Maybe an announcement of pegging the 10 year at 1% until real GDP has grown for above 3% for 1-2 years would do it – but we are already near 2%, and people seem to realize the interest rate sensitivity of economies is lower after balance sheet recessions. Maybe an open ended QE with a similar real GDP criteria would do it; but investors must be wondering why QE2 failed to keep equity prices on a permanently higher trajectory. 
Furthermore, they may have noticed that the ensuing commodity price inflation tends to trip up consumers who face slow job growth, low wage growth, and credit contraction.  If anything, QE2’s impact was antithetical to growth prospects to the extent that it encouraged additional speculative activity in the commodities complex, helping to generate additional price pressures in food and oil at a time when stressed consumers could ill-afford such rises.  More recently, thanks to investment, speculative and manipulative demands for oil, the Brent oil price has held up recently as the stock market has swooned.  So there is a risk that the introduction of a third round of quantitative easing could well re-establish these trends.
There is something of a precedent: the first half of 2008.  The global recession and credit crisis was underway.  Stock prices were falling.  Commodity prices including the price of oil should have fallen.  Instead, thanks to the above financial market demands, the oil price soared.  Without doubt that deepened the Great Recession. In the event that a new form of QE3 was introduced this weekend, that would represent is the worst of all possible worlds in terms of global growth prospects moving forward. At the very least, if the recent incipient perverse divergence in the Brent oil price and stock prices continues, the risk of a recession in the U.S. rises. 
Maybe the announcement that the Fed disagrees with the Treasury about the wisdom of an ever strengthening dollar, and will henceforth unilaterally intervene to produce a steady 10-20% depreciation per year until the real GDP criteria is hit, is enough to capture investor imaginations, but we suspect they would then begin to wonder about where beggar thy neighbor policies lead.
The fact that the markets are now calling for more monetary stimulus (even as most quail against any additional fiscal stimulus on the misguided grounds of “national insolvency” ) simply reflects the intellectual cul de sac at the heart of most mainstream economics, with its manifestation of the neo-liberal bias towards monetary policy over fiscal policy. What will motivate consumers to borrow if they are scared of losing their jobs? Why would a company borrow if they expect their sales to be depressed?
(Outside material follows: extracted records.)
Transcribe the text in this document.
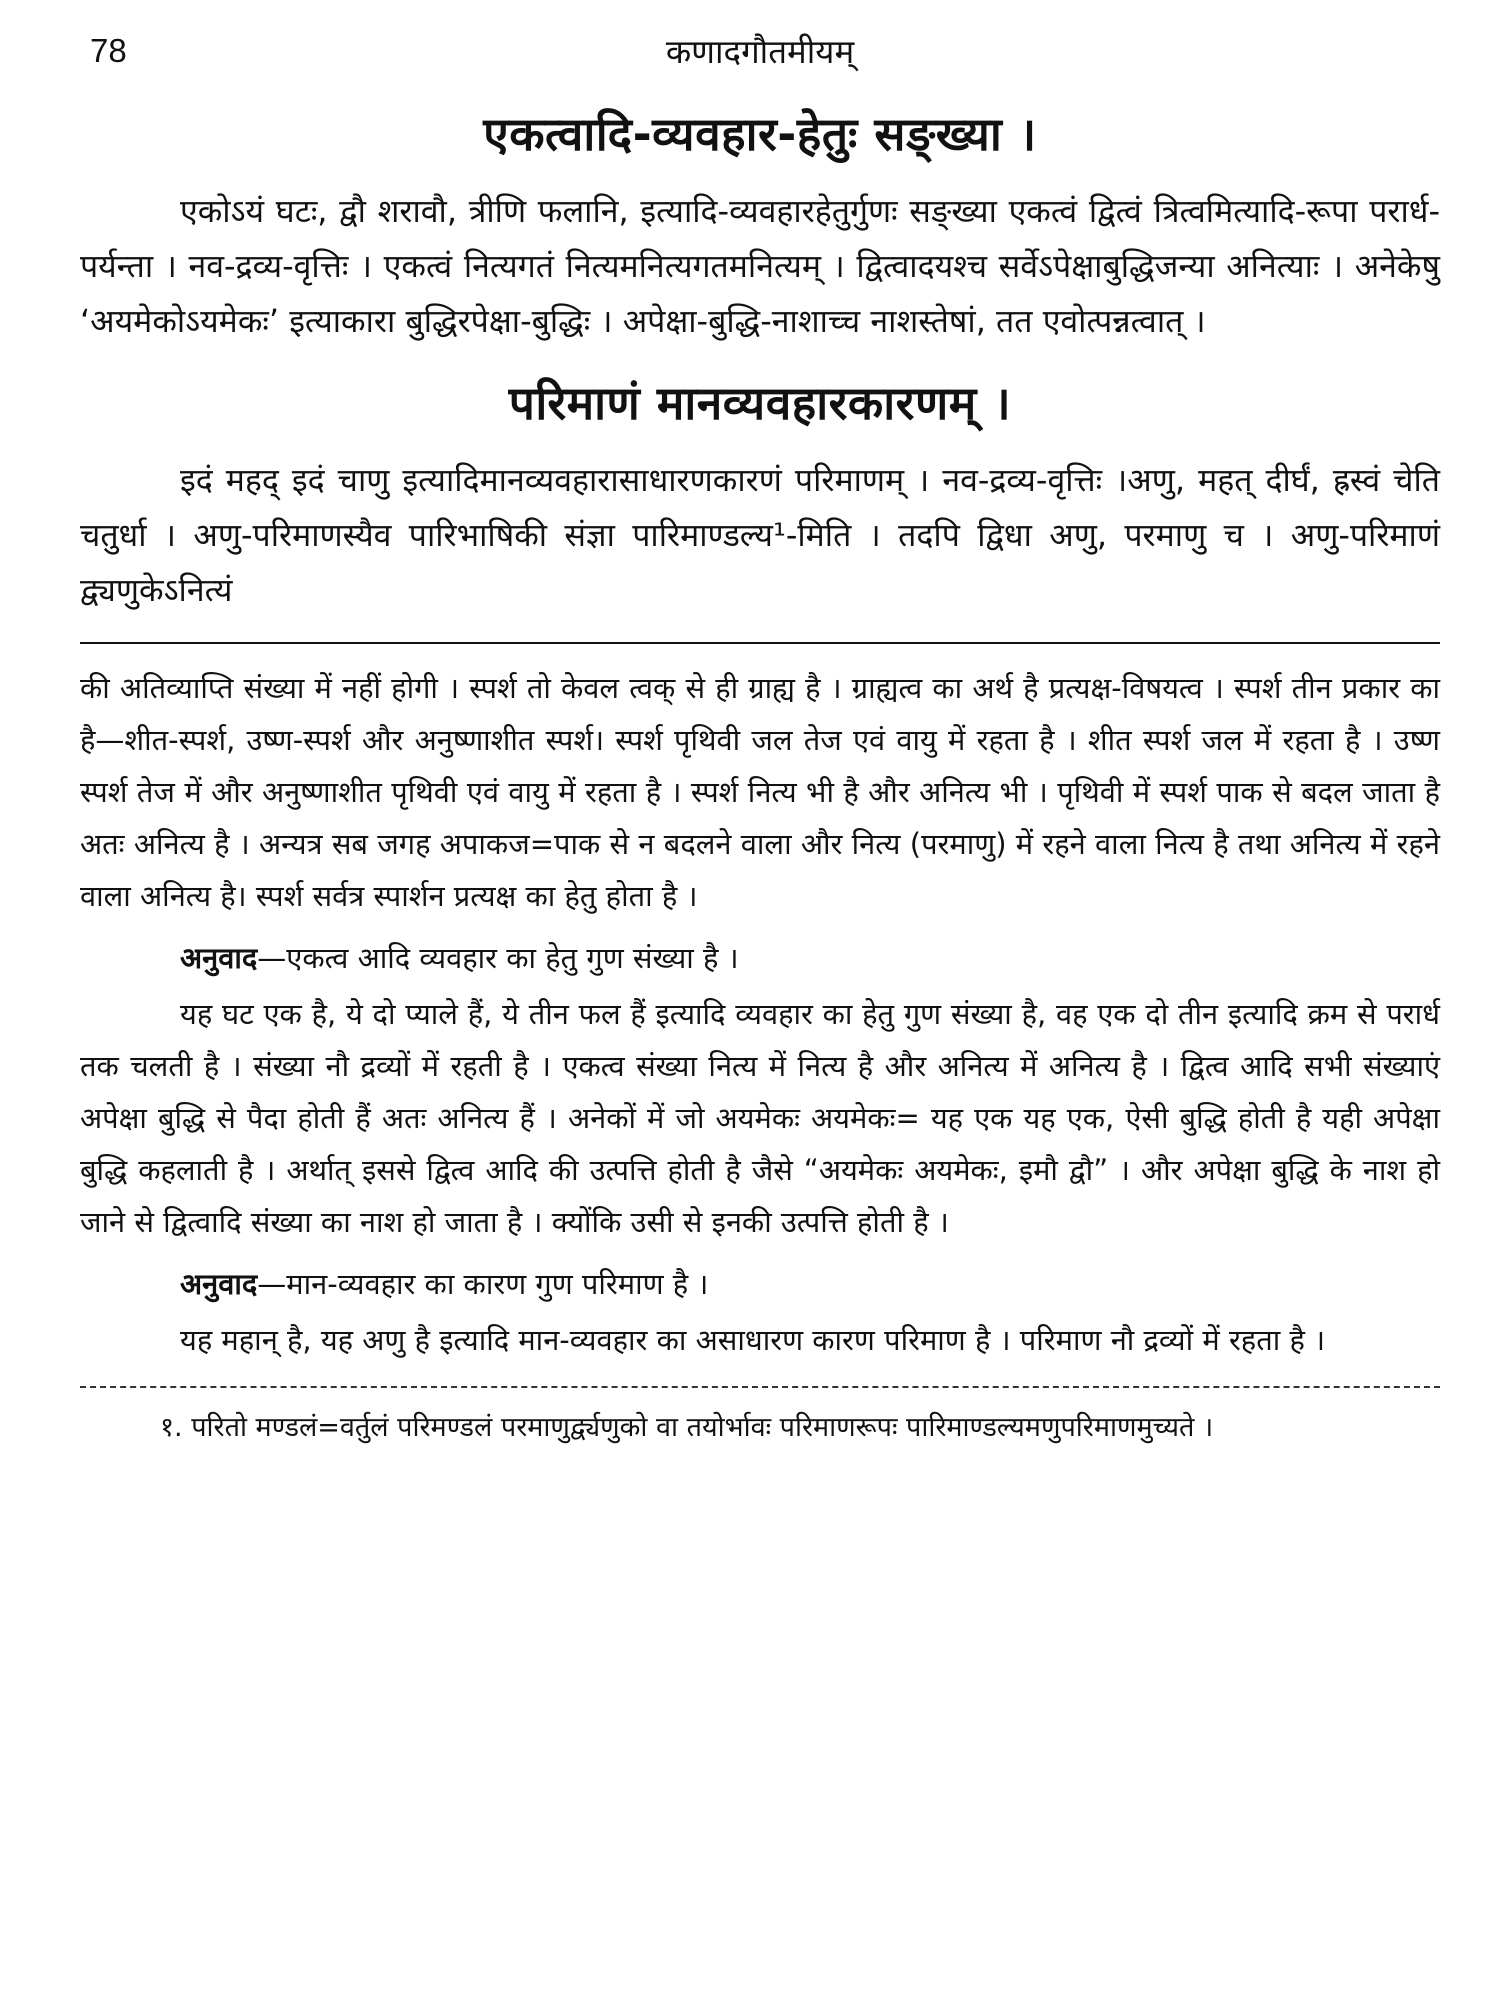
78	कणादगौतमीयम्
एकत्वादि-व्यवहार-हेतुः सङ्ख्या ।

एकोऽयं घटः, द्वौ शरावौ, त्रीणि फलानि, इत्यादि-व्यवहारहेतुर्गुणः सङ्ख्या एकत्वं द्वित्वं त्रित्वमित्यादि-रूपा परार्ध-पर्यन्ता । नव-द्रव्य-वृत्तिः । एकत्वं नित्यगतं नित्यमनित्यगतमनित्यम् । द्वित्वादयश्च सर्वेऽपेक्षाबुद्धिजन्या अनित्याः । अनेकेषु ‘अयमेकोऽयमेकः’ इत्याकारा बुद्धिरपेक्षा-बुद्धिः । अपेक्षा-बुद्धि-नाशाच्च नाशस्तेषां, तत एवोत्पन्नत्वात् ।

परिमाणं मानव्यवहारकारणम् ।

इदं महद् इदं चाणु इत्यादिमानव्यवहारासाधारणकारणं परिमाणम् । नव-द्रव्य-वृत्तिः ।अणु, महत् दीर्घं, ह्रस्वं चेति चतुर्धा । अणु-परिमाणस्यैव पारिभाषिकी संज्ञा पारिमाण्डल्य¹-मिति । तदपि द्विधा अणु, परमाणु च । अणु-परिमाणं द्व्यणुकेऽनित्यं

की अतिव्याप्ति संख्या में नहीं होगी । स्पर्श तो केवल त्वक् से ही ग्राह्य है । ग्राह्यत्व का अर्थ है प्रत्यक्ष-विषयत्व । स्पर्श तीन प्रकार का है—शीत-स्पर्श, उष्ण-स्पर्श और अनुष्णाशीत स्पर्श। स्पर्श पृथिवी जल तेज एवं वायु में रहता है । शीत स्पर्श जल में रहता है । उष्ण स्पर्श तेज में और अनुष्णाशीत पृथिवी एवं वायु में रहता है । स्पर्श नित्य भी है और अनित्य भी । पृथिवी में स्पर्श पाक से बदल जाता है अतः अनित्य है । अन्यत्र सब जगह अपाकज=पाक से न बदलने वाला और नित्य (परमाणु) में रहने वाला नित्य है तथा अनित्य में रहने वाला अनित्य है। स्पर्श सर्वत्र स्पार्शन प्रत्यक्ष का हेतु होता है ।

अनुवाद—एकत्व आदि व्यवहार का हेतु गुण संख्या है ।

यह घट एक है, ये दो प्याले हैं, ये तीन फल हैं इत्यादि व्यवहार का हेतु गुण संख्या है, वह एक दो तीन इत्यादि क्रम से परार्ध तक चलती है । संख्या नौ द्रव्यों में रहती है । एकत्व संख्या नित्य में नित्य है और अनित्य में अनित्य है । द्वित्व आदि सभी संख्याएं अपेक्षा बुद्धि से पैदा होती हैं अतः अनित्य हैं । अनेकों में जो अयमेकः अयमेकः= यह एक यह एक, ऐसी बुद्धि होती है यही अपेक्षा बुद्धि कहलाती है । अर्थात् इससे द्वित्व आदि की उत्पत्ति होती है जैसे “अयमेकः अयमेकः, इमौ द्वौ” । और अपेक्षा बुद्धि के नाश हो जाने से द्वित्वादि संख्या का नाश हो जाता है । क्योंकि उसी से इनकी उत्पत्ति होती है ।

अनुवाद—मान-व्यवहार का कारण गुण परिमाण है ।

यह महान् है, यह अणु है इत्यादि मान-व्यवहार का असाधारण कारण परिमाण है । परिमाण नौ द्रव्यों में रहता है ।

१. परितो मण्डलं=वर्तुलं परिमण्डलं परमाणुर्द्व्यणुको वा तयोर्भावः परिमाणरूपः पारिमाण्डल्यमणुपरिमाणमुच्यते ।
The problem is a failure of demand which has to be addressed via demand measures – that is, fiscal policy.
We think investors are realizing that is a null set, and so whatever Mr. Bernanke announces will have a very short half life, a la pegging the 2 year. Now perhaps in regard to sentiment, technicals, and the extreme gyrations of recent weeks, we might well get some recovery in the equity markets.  But given the prevailing trajectory of policy, where we are debating tax rises versus government cuts (as opposed to the more economically productive debate of government spending versus tax CUTS), it’s hard to feel optimistic about global growth going forward.  The recent turbulence witnessed in the capital markets might be a foretaste of what Main Street is about to experience again.